This exhibition brings together paintings, sculptures, collages and works on paper by leading twentieth and twenty-first century artists who have been inspired to respond to the places in which they have lived and worked. The exhibition includes an array of intimate depictions of British landscapes from the Kettle’s Yard Collection, ranging from early paintings of Cumberland and Cornwall by Ben Nicholson and Alfred Wallis, to evocative textual and material compositions by Ian Hamilton Finlay. Selected collages, paintings and photographs of rural and urban sites by non-British artists such as Italo Valenti and Helen Frankenthaler are also on display.

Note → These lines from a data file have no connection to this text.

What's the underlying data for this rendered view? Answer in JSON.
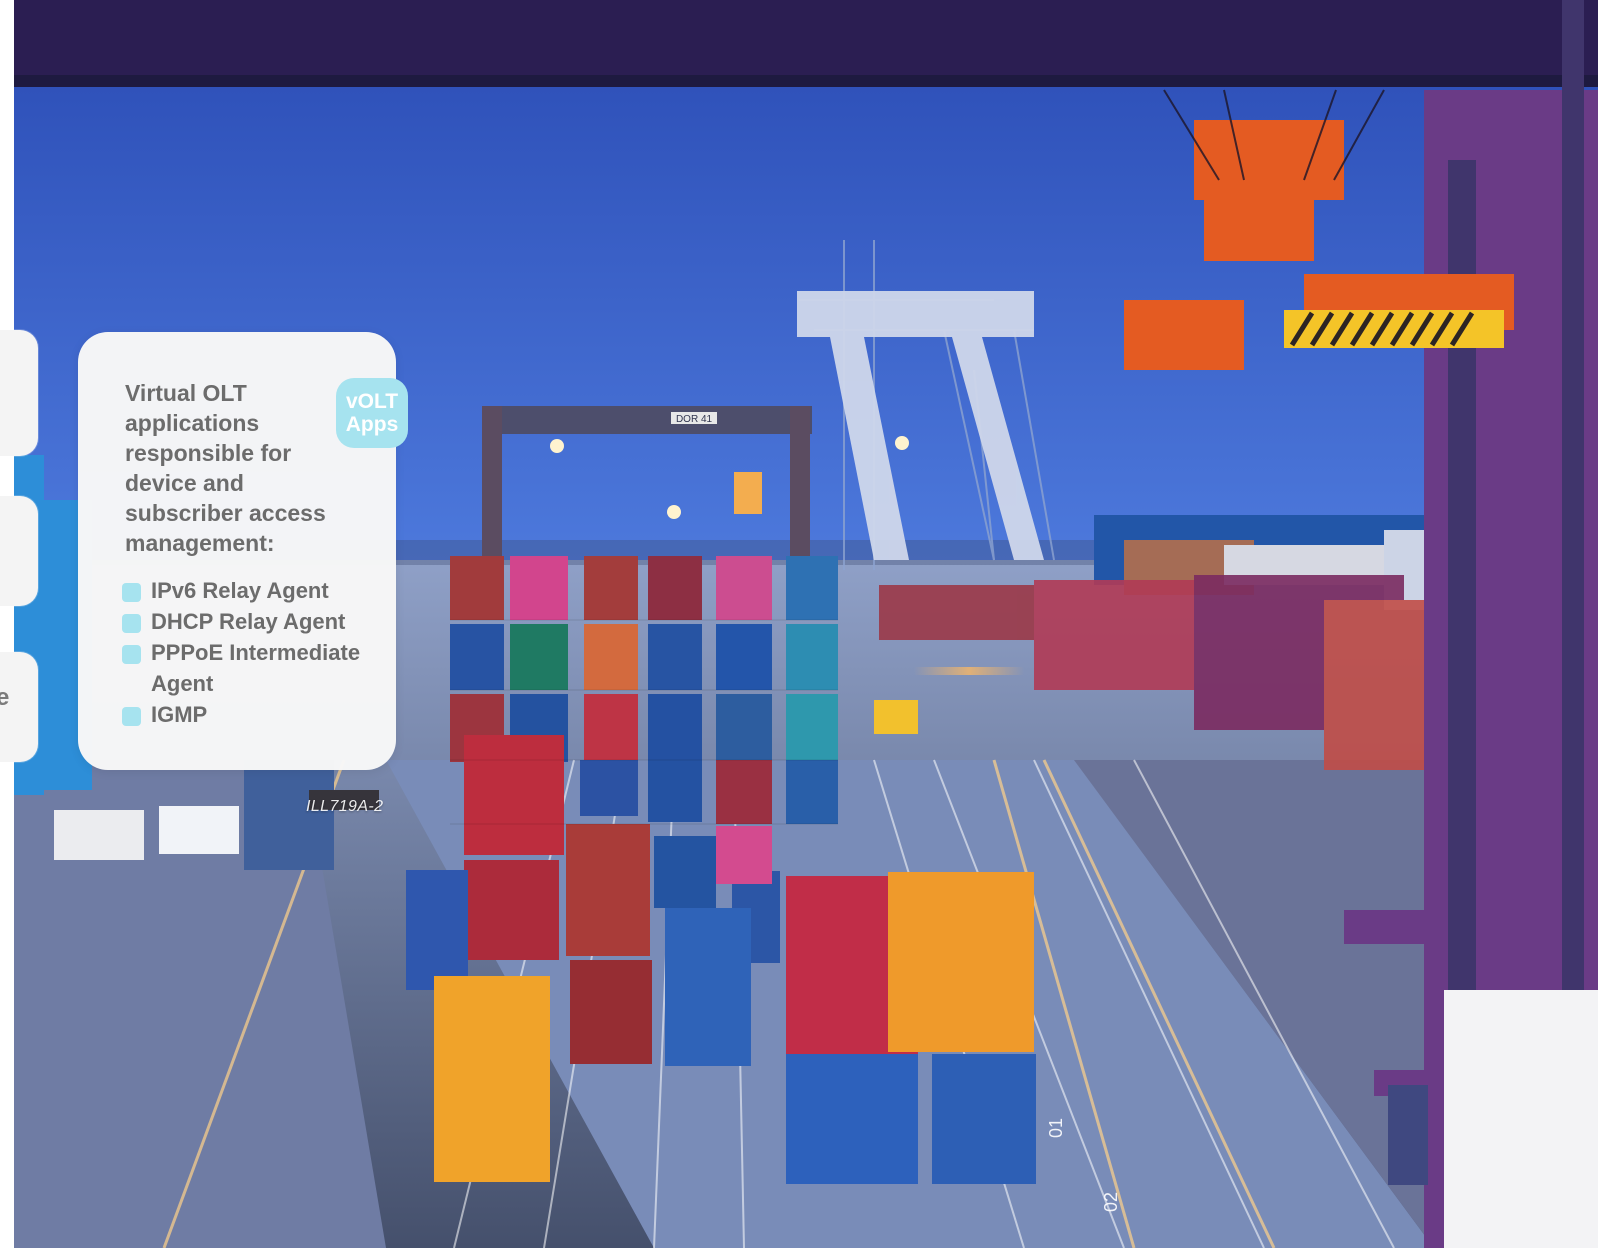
{
  "info_card": {
    "badge_line_1": "vOLT",
    "badge_line_2": "Apps",
    "title": "Virtual OLT applications responsible for device and subscriber access management:",
    "items": [
      {
        "label": "IPv6 Relay Agent"
      },
      {
        "label": "DHCP Relay Agent"
      },
      {
        "label": "PPPoE Intermediate Agent"
      },
      {
        "label": "IGMP"
      }
    ]
  },
  "side_cards": {
    "partial_letter": "e"
  },
  "background_photo": {
    "crane_sign": "DOR 41",
    "container_code": "ILL719A-2",
    "road_marks": [
      "01",
      "02"
    ]
  },
  "colors": {
    "card_background": "#f7f7f7",
    "accent": "#a6e3ef",
    "text": "#6c6c6c"
  },
  "icons": {
    "bullet": "square-bullet-icon"
  }
}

The Kettle’s Yard Collection particularly highlights how artists have found new ways to represent their emotional, visual and physical connections to places. Kettle’s Yard House has itself too become a poignant site within Cambridge. Portraits of Place also extends beyond Kettle’s Yard’s Collection to include works by British artist Richard Long (b. 1945), lent by the artist. By gathering together and using materials such as natural forms, images, words, and employing and recording his own physical gestures, Long continues to respond to the feelings, scale and textures of places and journeys.
The title Portraits of Place is inspired by John Constable’s East Bergholt, a painting from Downing College which is not normally on public display but is included in this exhibition. The landscape is significant because it portrays Constable’s home village. Other landscapes in the exhibition depict places of significance to the artists.